Meeting the needs of Black and Mixed Heritage Children in foster care
The Black Minority Ethnic (BME) population of the UK at the time of the last census was approximately 8% of the entire population and many children of Black or mixed heritage (those who have one white parent and one Black or Asian parent), live in predominantly white communities unless they live in areas of high social and cultural integration such as London, Birmingham, Bradford and other large cities.
Research has shown that Black and minority ethnic children are over- represented in the care system in relation to the numbers of minority ethnic children in the general population. In addition, in many areas of the UK there is a shortage of foster carers with the same cultural or ethnic background as these children and consequently they will often be placed with foster carers from a different cultural, religious or ethnic background.
Identity is important for all children but is particularly crucial for Black and minority ethnic children placed in foster care. Black or Mixed Heritage children may be placed with Black or White foster carers and so foster carers need to think about what they can put in place to help the child with their identity as soon as possible.
Foster carers therefore need to be pro-active in encouraging mixed heritage children to understand and feel positive about the Black and minority ethnic part of their family background. People who have not taken time to consider identity may think that a mixed heritage child “looks white” and will therefore be viewed as white within their community and accepted.

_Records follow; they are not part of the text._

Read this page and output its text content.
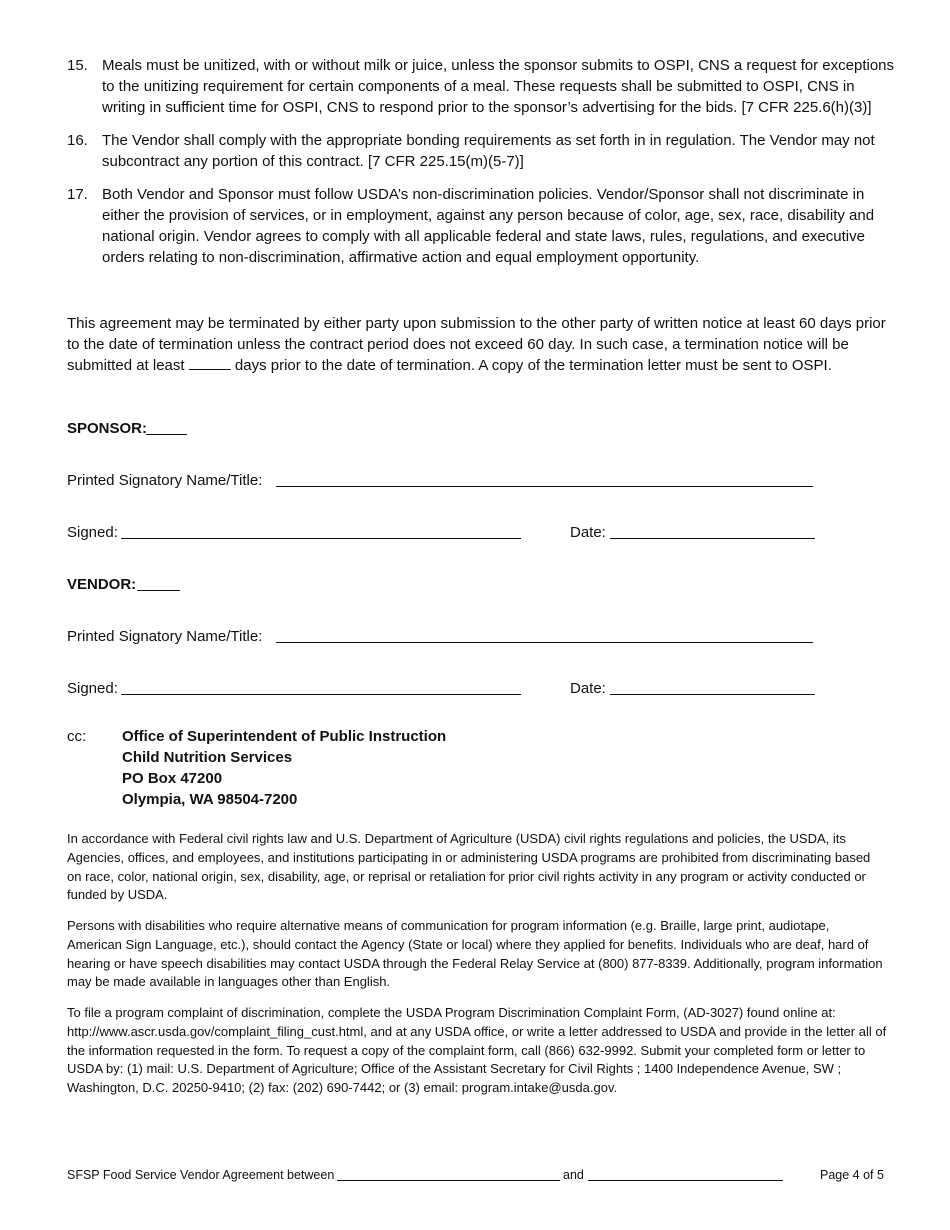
15. Meals must be unitized, with or without milk or juice, unless the sponsor submits to OSPI, CNS a request for exceptions to the unitizing requirement for certain components of a meal. These requests shall be submitted to OSPI, CNS in writing in sufficient time for OSPI, CNS to respond prior to the sponsor’s advertising for the bids. [7 CFR 225.6(h)(3)]
16. The Vendor shall comply with the appropriate bonding requirements as set forth in in regulation. The Vendor may not subcontract any portion of this contract. [7 CFR 225.15(m)(5-7)]
17. Both Vendor and Sponsor must follow USDA’s non-discrimination policies. Vendor/Sponsor shall not discriminate in either the provision of services, or in employment, against any person because of color, age, sex, race, disability and national origin. Vendor agrees to comply with all applicable federal and state laws, rules, regulations, and executive orders relating to non-discrimination, affirmative action and equal employment opportunity.

This agreement may be terminated by either party upon submission to the other party of written notice at least 60 days prior to the date of termination unless the contract period does not exceed 60 day. In such case, a termination notice will be submitted at least	days prior to the date of termination. A copy of the termination letter must be sent to OSPI.

SPONSOR:
Printed Signatory Name/Title:
Signed:	Date:
VENDOR:
Printed Signatory Name/Title:
Signed:	Date:
cc: Office of Superintendent of Public Instruction
Child Nutrition Services
PO Box 47200
Olympia, WA 98504-7200

In accordance with Federal civil rights law and U.S. Department of Agriculture (USDA) civil rights regulations and policies, the USDA, its Agencies, offices, and employees, and institutions participating in or administering USDA programs are prohibited from discriminating based on race, color, national origin, sex, disability, age, or reprisal or retaliation for prior civil rights activity in any program or activity conducted or funded by USDA.

Persons with disabilities who require alternative means of communication for program information (e.g. Braille, large print, audiotape, American Sign Language, etc.), should contact the Agency (State or local) where they applied for benefits. Individuals who are deaf, hard of hearing or have speech disabilities may contact USDA through the Federal Relay Service at (800) 877-8339. Additionally, program information may be made available in languages other than English.

To file a program complaint of discrimination, complete the USDA Program Discrimination Complaint Form, (AD-3027) found online at: http://www.ascr.usda.gov/complaint_filing_cust.html, and at any USDA office, or write a letter addressed to USDA and provide in the letter all of the information requested in the form. To request a copy of the complaint form, call (866) 632-9992. Submit your completed form or letter to USDA by: (1) mail: U.S. Department of Agriculture; Office of the Assistant Secretary for Civil Rights ; 1400 Independence Avenue, SW ; Washington, D.C. 20250-9410; (2) fax: (202) 690-7442; or (3) email: program.intake@usda.gov.

SFSP Food Service Vendor Agreement between	and	Page 4 of 5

However research shows that mixed heritage children will generally be seen as Black children by the community they live in, and by wider society, and so need to be equipped by their carers for the racism and discrimination they may experience as a result of this.
Some mixed heritage children, particularly those who have lived with their white parent and have little or no contact with their Black parent or the Black parent’s family, may struggle to recognise or understand that they are Black and beginning to identify with other Black people, can have huge emotional consequences for the child. Helping a Black child to understand and feel positive about their cultural identity is crucial in enabling them to develop into an emotionally healthy adult.